株主総会は株式会社の最高意思決定機関です。しかし、非上場会社では株主が親族や役員などに限られていることから、「毎年同じメンバーだから問題ない」「議事録だけ作成しておけば十分」と考えられることがあります。
こうした運営は、平時には問題にならなくても、事業承継やM&A、株主間の対立が生じた際には大きな法的リスクとなります。
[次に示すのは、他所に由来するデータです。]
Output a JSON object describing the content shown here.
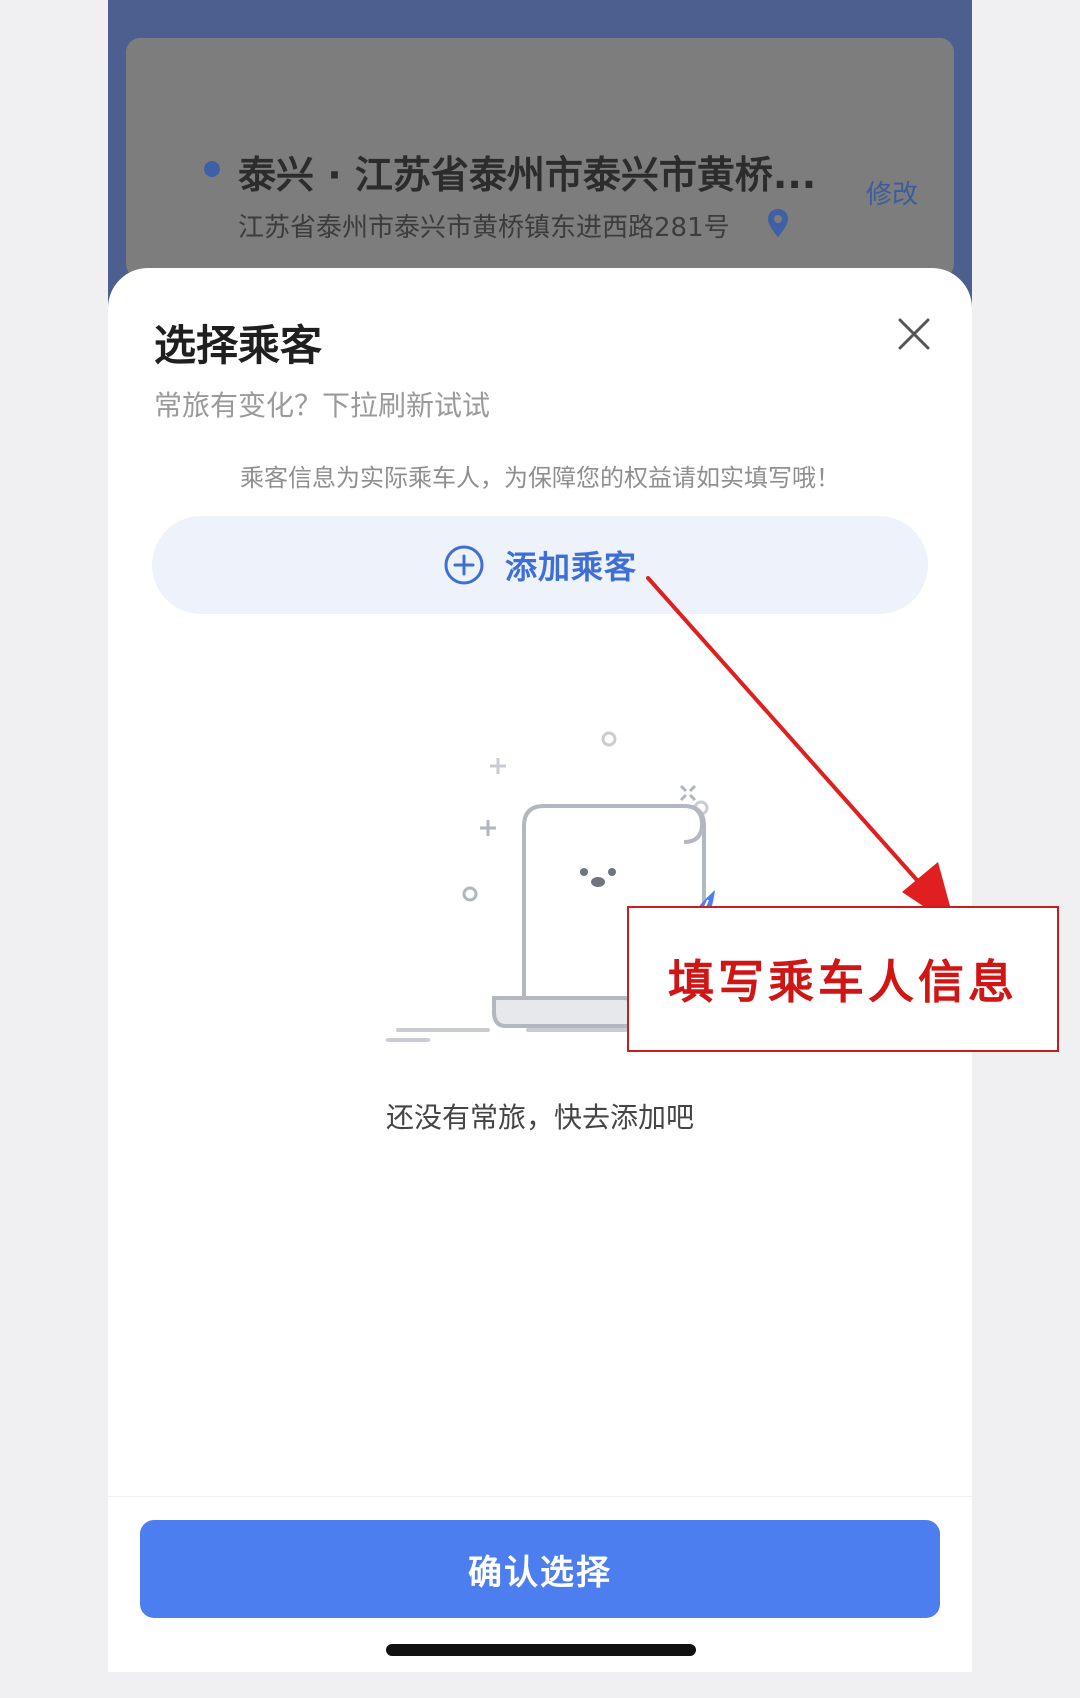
{
  "address_card": {
    "title": "泰兴 · 江苏省泰州市泰兴市黄桥...",
    "subtitle": "江苏省泰州市泰兴市黄桥镇东进西路281号",
    "edit_label": "修改"
  },
  "sheet": {
    "title": "选择乘客",
    "subtitle": "常旅有变化？下拉刷新试试",
    "notice": "乘客信息为实际乘车人，为保障您的权益请如实填写哦！",
    "add_button_label": "添加乘客",
    "empty_text": "还没有常旅，快去添加吧",
    "confirm_label": "确认选择"
  },
  "annotation": {
    "text": "填写乘车人信息",
    "color": "#d01515"
  },
  "colors": {
    "primary": "#4d7ef0",
    "header_bg": "#4d5f8f",
    "add_button_bg": "#eef2fb",
    "add_button_text": "#3e6fd6"
  }
}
資料でも、株主総会を実際には開催せず議事録だけを作成しているケースは、経営陣へ共有すべき株式リスクの一つとして挙げられています。
株主総会の適正運営とは
株主総会では、取締役の選任や解任、決算の承認、定款変更など会社の重要事項を決定します。
そのため、適正な手続に従って開催し、株主へ招集通知を送り、議決権を適切に行使できる環境を整えることが重要です。
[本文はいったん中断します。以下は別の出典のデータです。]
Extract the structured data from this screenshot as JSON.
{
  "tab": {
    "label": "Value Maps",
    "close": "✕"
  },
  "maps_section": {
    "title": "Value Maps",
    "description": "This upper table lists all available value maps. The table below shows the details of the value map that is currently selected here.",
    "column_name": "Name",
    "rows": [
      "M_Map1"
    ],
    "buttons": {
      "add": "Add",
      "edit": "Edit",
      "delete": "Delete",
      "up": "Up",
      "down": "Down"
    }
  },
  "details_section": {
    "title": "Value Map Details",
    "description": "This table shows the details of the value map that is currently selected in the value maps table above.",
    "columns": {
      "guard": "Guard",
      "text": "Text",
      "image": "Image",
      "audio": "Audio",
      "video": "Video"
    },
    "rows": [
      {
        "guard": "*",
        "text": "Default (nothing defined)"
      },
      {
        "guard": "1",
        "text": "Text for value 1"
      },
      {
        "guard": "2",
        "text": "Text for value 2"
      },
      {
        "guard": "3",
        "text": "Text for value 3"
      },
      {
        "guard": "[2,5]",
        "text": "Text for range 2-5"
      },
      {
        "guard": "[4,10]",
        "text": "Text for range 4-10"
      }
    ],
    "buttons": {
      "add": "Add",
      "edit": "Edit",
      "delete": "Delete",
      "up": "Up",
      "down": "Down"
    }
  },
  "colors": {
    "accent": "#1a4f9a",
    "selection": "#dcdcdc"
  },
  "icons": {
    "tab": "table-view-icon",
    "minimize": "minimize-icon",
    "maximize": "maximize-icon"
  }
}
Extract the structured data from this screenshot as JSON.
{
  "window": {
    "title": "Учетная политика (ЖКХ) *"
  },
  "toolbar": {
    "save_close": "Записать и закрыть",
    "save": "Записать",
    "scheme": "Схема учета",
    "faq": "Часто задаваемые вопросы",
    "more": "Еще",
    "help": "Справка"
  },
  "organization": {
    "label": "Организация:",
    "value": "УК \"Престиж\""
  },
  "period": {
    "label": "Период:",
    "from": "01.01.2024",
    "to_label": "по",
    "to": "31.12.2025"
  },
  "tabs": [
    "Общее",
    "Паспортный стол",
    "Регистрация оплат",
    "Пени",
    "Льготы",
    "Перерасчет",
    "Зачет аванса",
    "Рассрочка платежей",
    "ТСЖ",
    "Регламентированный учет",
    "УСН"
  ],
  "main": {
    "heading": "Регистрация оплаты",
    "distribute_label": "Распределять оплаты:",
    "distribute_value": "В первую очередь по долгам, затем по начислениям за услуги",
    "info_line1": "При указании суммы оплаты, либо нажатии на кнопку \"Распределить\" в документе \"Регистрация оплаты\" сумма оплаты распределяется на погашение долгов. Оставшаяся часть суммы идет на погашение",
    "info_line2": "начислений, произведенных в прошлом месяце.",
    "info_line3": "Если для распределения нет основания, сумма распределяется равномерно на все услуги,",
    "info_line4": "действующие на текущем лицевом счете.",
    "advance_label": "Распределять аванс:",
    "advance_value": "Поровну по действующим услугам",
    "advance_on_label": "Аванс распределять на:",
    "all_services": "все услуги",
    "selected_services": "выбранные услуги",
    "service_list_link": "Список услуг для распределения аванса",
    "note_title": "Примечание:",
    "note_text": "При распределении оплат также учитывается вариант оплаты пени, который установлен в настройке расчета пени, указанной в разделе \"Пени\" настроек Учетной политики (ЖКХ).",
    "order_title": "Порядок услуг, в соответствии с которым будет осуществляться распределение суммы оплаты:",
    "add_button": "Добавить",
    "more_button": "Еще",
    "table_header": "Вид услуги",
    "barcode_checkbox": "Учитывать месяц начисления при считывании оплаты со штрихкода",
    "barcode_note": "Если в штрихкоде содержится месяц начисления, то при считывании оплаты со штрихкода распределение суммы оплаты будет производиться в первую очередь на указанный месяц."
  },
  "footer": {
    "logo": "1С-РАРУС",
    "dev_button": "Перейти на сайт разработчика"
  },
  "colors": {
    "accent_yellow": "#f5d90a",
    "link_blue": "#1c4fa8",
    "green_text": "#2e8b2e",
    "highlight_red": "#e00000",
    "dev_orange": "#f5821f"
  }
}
資料でも、誰がどれだけの議決権を持っているかによって会社の重要な意思決定の安定性が左右されることや、株主総会決議が会社経営の基盤であることが説明されています。
また、株主名簿が実態を反映していなければ、招集通知を送る相手を誤り、株主総会決議そのものが争われる可能性もあります。
議事録の重要性
株主総会議事録は、株主総会が適法に開催され、どのような決議が行われたのかを証明する重要な書類です。
議事録は会社法上も重要な書類であり、金融機関との取引や登記手続、M&Aのデューデリジェンスなど、さまざまな場面で確認されます。
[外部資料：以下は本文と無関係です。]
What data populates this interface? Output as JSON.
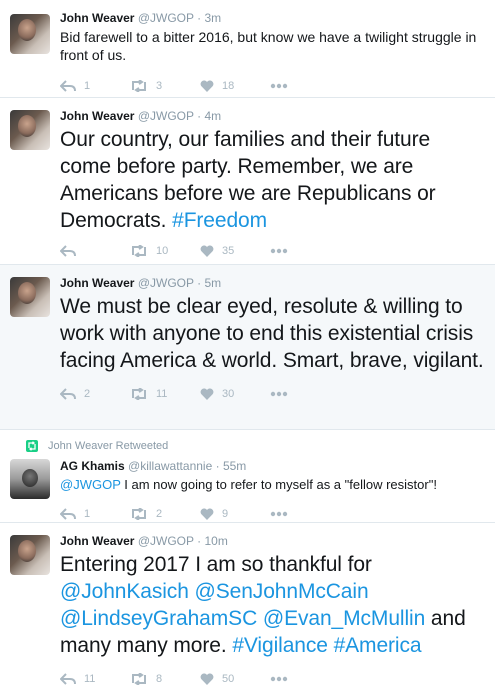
{
  "tweets": [
    {
      "name": "John Weaver",
      "handle": "@JWGOP",
      "time": "3m",
      "text": "Bid farewell to a bitter 2016, but know we have a twilight struggle in front of us.",
      "replies": "1",
      "retweets": "3",
      "likes": "18"
    },
    {
      "name": "John Weaver",
      "handle": "@JWGOP",
      "time": "4m",
      "text": "Our country, our families and their future come before party. Remember, we are Americans before we are Republicans or Democrats.",
      "hashtag": "#Freedom",
      "replies": "",
      "retweets": "10",
      "likes": "35"
    },
    {
      "name": "John Weaver",
      "handle": "@JWGOP",
      "time": "5m",
      "text": "We must be clear eyed, resolute & willing to work with anyone to end this existential crisis facing America & world. Smart, brave, vigilant.",
      "replies": "2",
      "retweets": "11",
      "likes": "30"
    },
    {
      "retweet_context": "John Weaver Retweeted",
      "name": "AG Khamis",
      "handle": "@killawattannie",
      "time": "55m",
      "mention": "@JWGOP",
      "text": "I am now going to refer to myself as a \"fellow resistor\"!",
      "replies": "1",
      "retweets": "2",
      "likes": "9"
    },
    {
      "name": "John Weaver",
      "handle": "@JWGOP",
      "time": "10m",
      "text_before": "Entering 2017 I am so thankful for",
      "mentions": "@JohnKasich @SenJohnMcCain @LindseyGrahamSC @Evan_McMullin",
      "text_middle": "and many many more.",
      "hashtags": "#Vigilance #America",
      "replies": "11",
      "retweets": "8",
      "likes": "50"
    }
  ],
  "sep": "·",
  "icons": {
    "reply": "reply-icon",
    "retweet": "retweet-icon",
    "like": "heart-icon",
    "more": "more-icon"
  },
  "colors": {
    "link": "#1b95e0",
    "retweet_badge": "#19cf86",
    "muted": "#8899a6",
    "shaded_bg": "#f5f8fa"
  }
}
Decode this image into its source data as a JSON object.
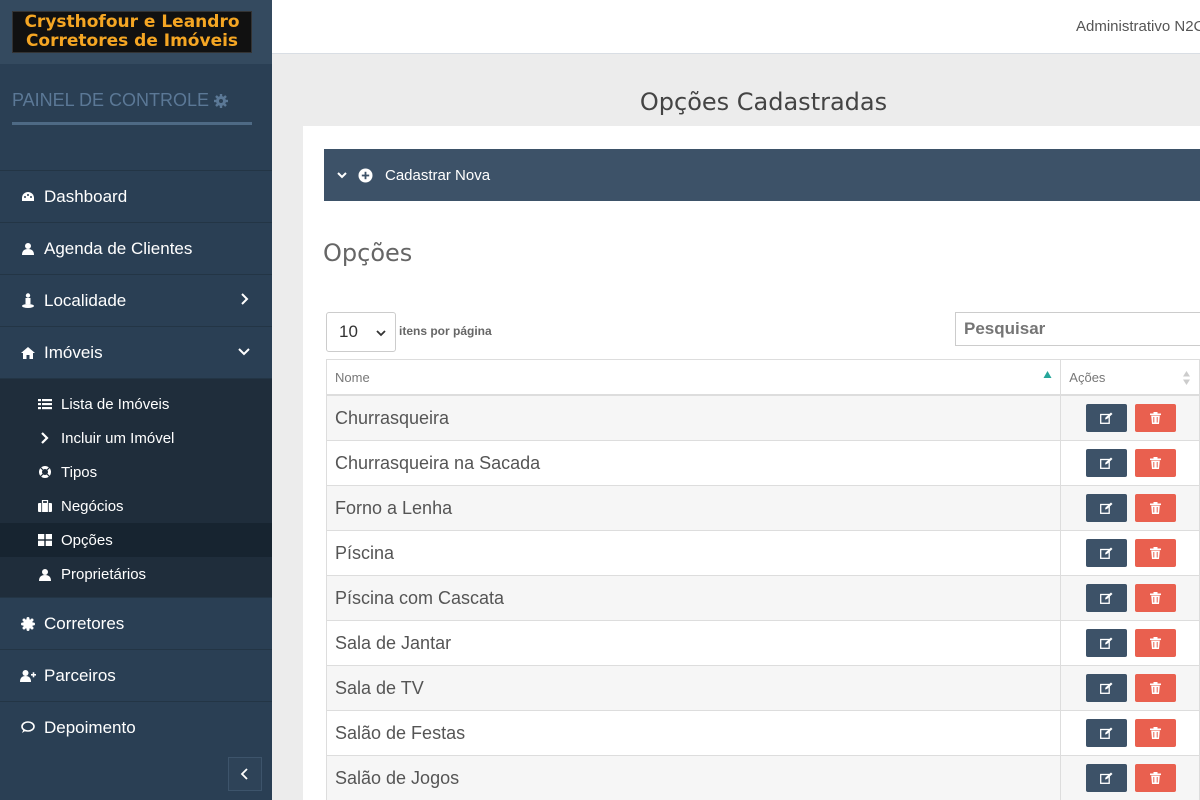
{
  "logo": {
    "line1": "Crysthofour e Leandro",
    "line2": "Corretores de Imóveis"
  },
  "sidebar": {
    "panel_title": "PAINEL DE CONTROLE",
    "items": [
      {
        "label": "Dashboard",
        "icon": "palette-icon"
      },
      {
        "label": "Agenda de Clientes",
        "icon": "user-icon"
      },
      {
        "label": "Localidade",
        "icon": "street-view-icon"
      },
      {
        "label": "Imóveis",
        "icon": "home-icon"
      },
      {
        "label": "Corretores",
        "icon": "badge-icon"
      },
      {
        "label": "Parceiros",
        "icon": "user-plus-icon"
      },
      {
        "label": "Depoimento",
        "icon": "comment-icon"
      }
    ],
    "submenu": [
      {
        "label": "Lista de Imóveis",
        "icon": "list-icon"
      },
      {
        "label": "Incluir um Imóvel",
        "icon": "chevron-right-icon"
      },
      {
        "label": "Tipos",
        "icon": "life-ring-icon"
      },
      {
        "label": "Negócios",
        "icon": "briefcase-icon"
      },
      {
        "label": "Opções",
        "icon": "th-large-icon"
      },
      {
        "label": "Proprietários",
        "icon": "user-icon"
      }
    ],
    "active_submenu": "Opções"
  },
  "topbar": {
    "admin_label": "Administrativo N2C"
  },
  "main": {
    "page_title": "Opções Cadastradas",
    "panel_label": "Cadastrar Nova",
    "section_title": "Opções",
    "length_value": "10",
    "length_label": "itens por página",
    "search_placeholder": "Pesquisar",
    "columns": [
      "Nome",
      "Ações"
    ],
    "rows": [
      "Churrasqueira",
      "Churrasqueira na Sacada",
      "Forno a Lenha",
      "Píscina",
      "Píscina com Cascata",
      "Sala de Jantar",
      "Sala de TV",
      "Salão de Festas",
      "Salão de Jogos"
    ]
  },
  "colors": {
    "sidebar": "#2a3f54",
    "accent": "#3d5268",
    "danger": "#e9604f",
    "logo_text": "#f5a623"
  }
}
そのため、実際には総会を開催していないにもかかわらず、議事録だけを作成することは適切な運営とはいえません。
また、株主名簿や招集通知、議決権行使の記録などと議事録の内容に矛盾がある場合には、後日紛争となる可能性があります。
法的リスク
株主総会を適切に運営しなかった場合には、さまざまな法的リスクが生じます。
例えば、株主名簿が正確でなかったために招集通知が届かなければ、株主総会決議取消しのリスクが発生します。資料でも、株式譲渡や相続による名義変更が反映されていない場合や、招集通知を誤った株主へ送付した場合には、株主総会決議取消しのリスクがあると説明されています。
さらに、少数株主からは次のような権利が行使される可能性があります。
- 株主総会での質問
- 議決権の行使
- 会計帳簿閲覧請求
- 株主総会決議取消しの訴え
- 株主代表訴訟
これらはいずれも会社法で認められた正当な権利であり、会社は適切に対応できる体制を整えておく必要があります。
平時からの準備が重要
株主総会コンプライアンスは、問題が起きてから対応するものではありません。
日頃から次のような点を確認しておくことが重要です。
- 株主名簿は最新の内容になっているか
- 相続や株式譲渡による名義変更は済んでいるか
- 招集通知を送付できる住所を把握しているか
- 株主総会を適法な手続で開催しているか
- 議事録を事実に基づいて作成・保存しているか
こうした基本的な管理を徹底することが、将来の紛争防止につながります。
結論
株主総会コンプライアンスとは、会社法に従って株主総会を適正に運営し、その記録を正確に残すことです。非上場会社では形式的な運営になりがちですが、議事録だけを作成するような運営は、事業承継やM&A、株主間紛争の場面で重大な法的リスクを招く可能性があります。
株主名簿の整備、適正な招集手続、正確な議事録の作成を日頃から徹底することが、会社の信頼性を高め、円滑な経営を支える重要な基盤となります。